Re: Fileshare and illegally download now!
Nov 22, 2009, 14:45
dodge one wrote:
I've pretty much given up on posting in the 'Sound-tracks of our lives' threads because, generally speaking, they read more as vanity lists to me than actual music that was purchased.
There has been many times that i read those lists by various posters and thought to myself, Isn't that the same person who was only just recently explaining his or her near poverty existance? Yet is scrolling off every week, music that if actually purchased, would amount to Hundreds of dollars? If not Thousands? And i'm talking about recent releases too.
It just doesn't add up.



Speaking for myself, I'm a largely unpaid music journalist and PR companies send me free CDs of forthcoming releases, unsolicited, every week.

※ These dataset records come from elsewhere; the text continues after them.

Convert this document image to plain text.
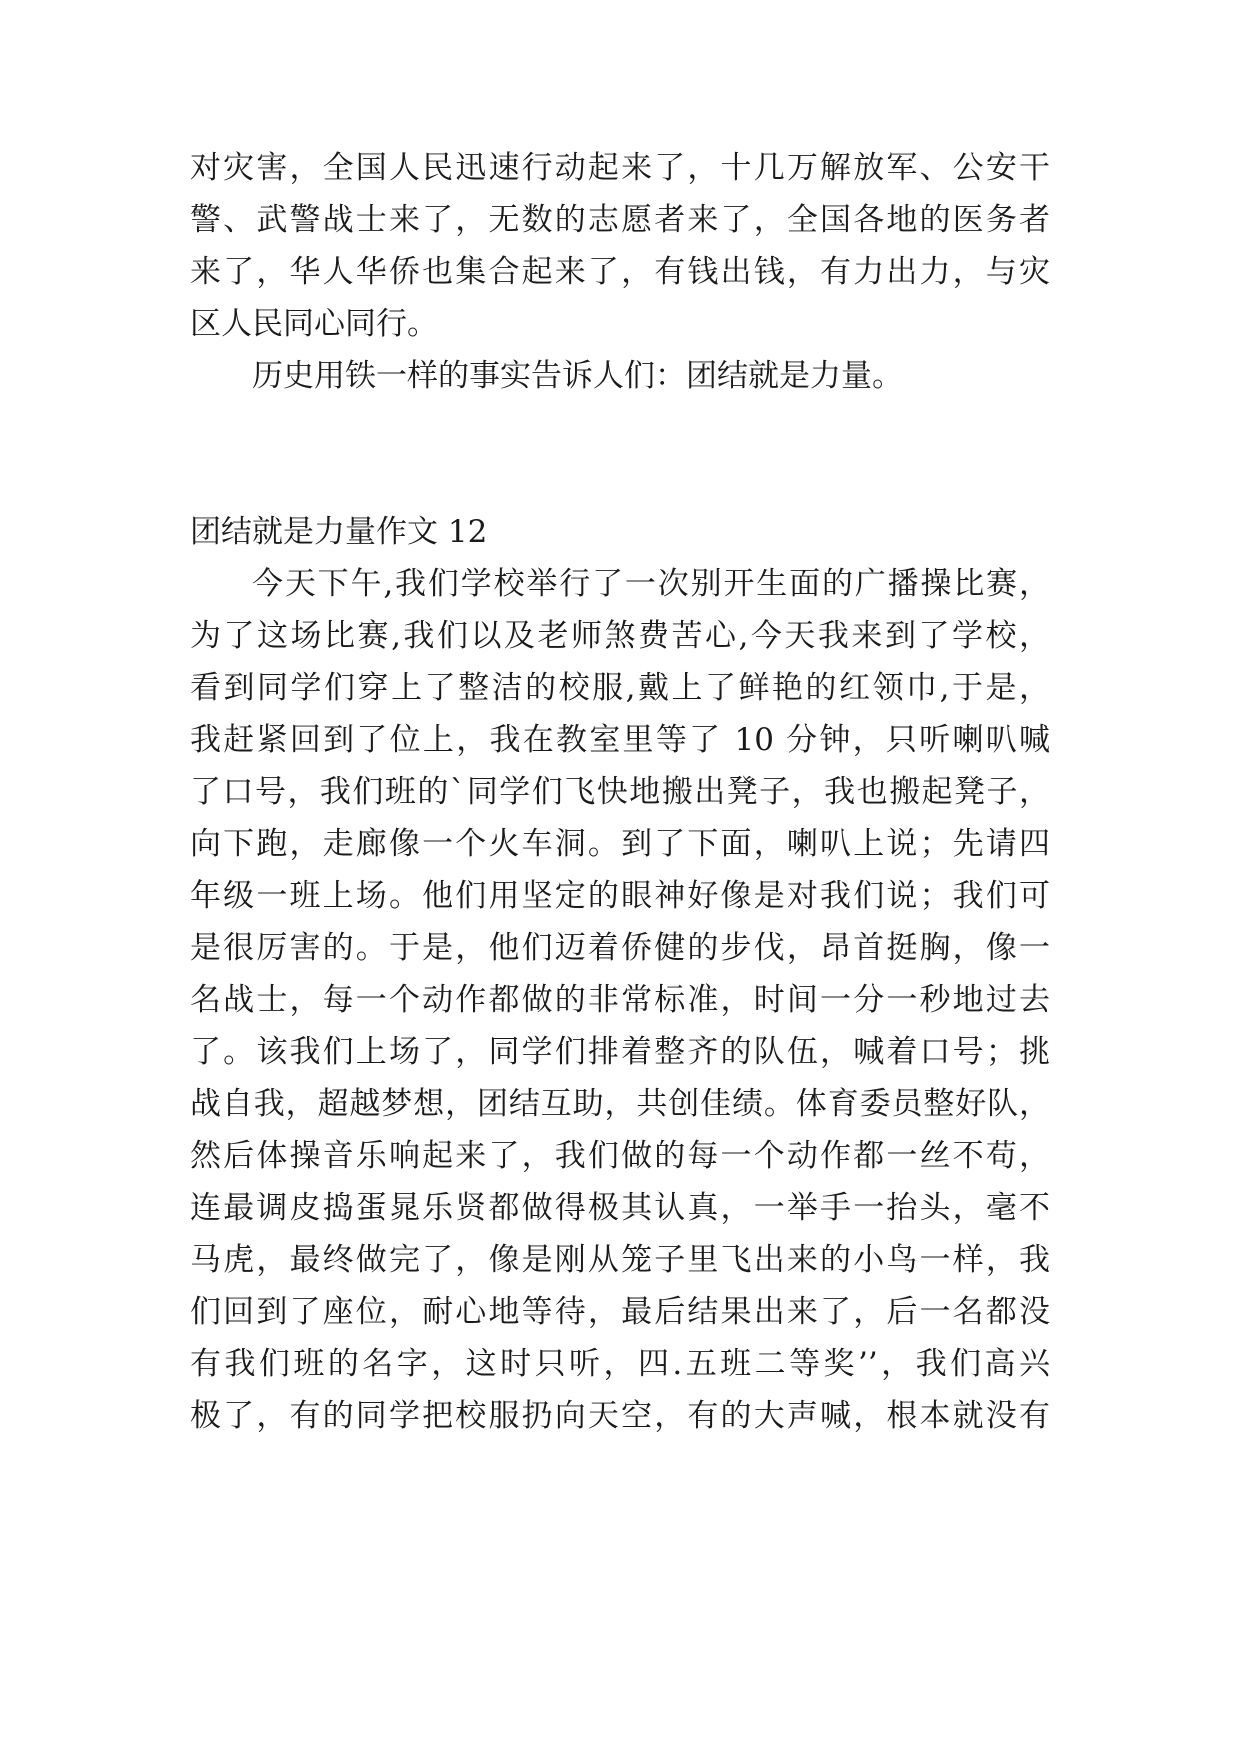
对灾害，全国人民迅速行动起来了，十几万解放军、公安干
警、武警战士来了，无数的志愿者来了，全国各地的医务者
来了，华人华侨也集合起来了，有钱出钱，有力出力，与灾
区人民同心同行。
历史用铁一样的事实告诉人们：团结就是力量。
团结就是力量作文 12
今天下午,我们学校举行了一次别开生面的广播操比赛，
为了这场比赛,我们以及老师煞费苦心,今天我来到了学校，
看到同学们穿上了整洁的校服,戴上了鲜艳的红领巾,于是，
我赶紧回到了位上，我在教室里等了 10 分钟，只听喇叭喊
了口号，我们班的`同学们飞快地搬出凳子，我也搬起凳子，
向下跑，走廊像一个火车洞。到了下面，喇叭上说；先请四
年级一班上场。他们用坚定的眼神好像是对我们说；我们可
是很厉害的。于是，他们迈着侨健的步伐，昂首挺胸，像一
名战士，每一个动作都做的非常标准，时间一分一秒地过去
了。该我们上场了，同学们排着整齐的队伍，喊着口号；挑
战自我，超越梦想，团结互助，共创佳绩。体育委员整好队，
然后体操音乐响起来了，我们做的每一个动作都一丝不苟，
连最调皮捣蛋晁乐贤都做得极其认真，一举手一抬头，毫不
马虎，最终做完了，像是刚从笼子里飞出来的小鸟一样，我
们回到了座位，耐心地等待，最后结果出来了，后一名都没
有我们班的名字，这时只听，四.五班二等奖’’，我们高兴
极了，有的同学把校服扔向天空，有的大声喊，根本就没有
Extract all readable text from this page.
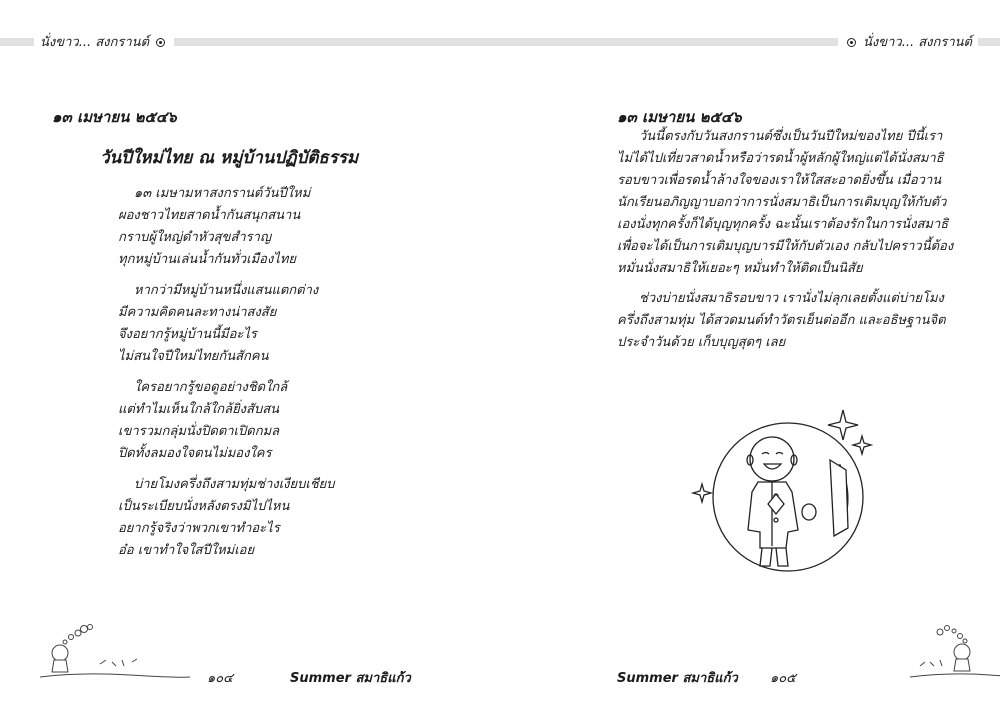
นั่งขาว... สงกรานต์	นั่งขาว... สงกรานต์
๑๓ เมษายน ๒๕๔๖
วันปีใหม่ไทย ณ หมู่บ้านปฏิบัติธรรม
๑๓ เมษามหาสงกรานต์วันปีใหม่
ผองชาวไทยสาดน้ำกันสนุกสนาน
กราบผู้ใหญ่ดำหัวสุขสำราญ
ทุกหมู่บ้านเล่นน้ำกันทั่วเมืองไทย
หากว่ามีหมู่บ้านหนึ่งแสนแตกต่าง
มีความคิดคนละทางน่าสงสัย
จึงอยากรู้หมู่บ้านนี้มีอะไร
ไม่สนใจปีใหม่ไทยกันสักคน
ใครอยากรู้ขอดูอย่างชิดใกล้
แต่ทำไมเห็นใกล้ใกล้ยิ่งสับสน
เขารวมกลุ่มนั่งปิดตาเปิดกมล
ปิดทั้งลมองใจตนไม่มองใคร
บ่ายโมงครึ่งถึงสามทุ่มช่างเงียบเชียบ
เป็นระเบียบนั่งหลังตรงมิไปไหน
อยากรู้จริงว่าพวกเขาทำอะไร
อ๋อ เขาทำใจใสปีใหม่เอย
๑๓ เมษายน ๒๕๔๖

วันนี้ตรงกับวันสงกรานต์ซึ่งเป็นวันปีใหม่ของไทย ปีนี้เราไม่ได้ไปเที่ยวสาดน้ำหรือว่ารดน้ำผู้หลักผู้ใหญ่แต่ได้นั่งสมาธิรอบขาวเพื่อรดน้ำล้างใจของเราให้ใสสะอาดยิ่งขึ้น เมื่อวานนักเรียนอภิญญาบอกว่าการนั่งสมาธิเป็นการเติมบุญให้กับตัวเองนั่งทุกครั้งก็ได้บุญทุกครั้ง ฉะนั้นเราต้องรักในการนั่งสมาธิเพื่อจะได้เป็นการเติมบุญบารมีให้กับตัวเอง กลับไปคราวนี้ต้องหมั่นนั่งสมาธิให้เยอะๆ หมั่นทำให้ติดเป็นนิสัย

ช่วงบ่ายนั่งสมาธิรอบขาว เรานั่งไม่ลุกเลยตั้งแต่บ่ายโมงครึ่งถึงสามทุ่ม ได้สวดมนต์ทำวัตรเย็นต่ออีก และอธิษฐานจิตประจำวันด้วย เก็บบุญสุดๆ เลย

๑๐๔	Summer สมาธิแก้ว	Summer สมาธิแก้ว ๑๐๕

That accounts for almost all of the new stuff I mention in my Soundtrack of our lives.

I know I'm in a priviledged position and grateful for it. The music I like, I try to review or write a feature about somewhere, which is the deal. I think even writing a one-liner on HH about how much I like a CD I've been sent helps to express thanks, too- someone might investigate the release on my recomendation and even pay for it.

Dodge, broadly I'm with you and Ian on this one. Though I do think that some sort of distinction should be made between downloading live, unavailable, radio session stuff free & illegally, and downloading the latest new release studio album without paying for it. In old school terms, it's the difference between bootleg LPs of live concerts, and pirate copies of new releases.

I may once or twice have downloaded some 'bootleg' unavailable material that is not available for me to buy or pay for. I've never pirated an otherwise available album.

I can't afford many new releases but tend to buy old vinyl from 2nd hand record stores and charity shops. Also it maybe says something about our culture of priveledge and waste that many new release CDs can be bought in charity shops for a fraction of their price within a year of release, people get bored with them so quickly.

It's a complicated issue and the whole nature of the music industry is changing, the value of recorded music as such is being downgraded. I don't agree with stealing and I agree with musicians (and hey, even those evil capitalists who work in the offices getting the stuff out!) being paid for what they do. I also think that Pirate Bay as a news source on this story may ust be a tad biased and sensational. But- filsharing etc, right or wrong, is a reality the business is going to have to adapt to. You can't close the box.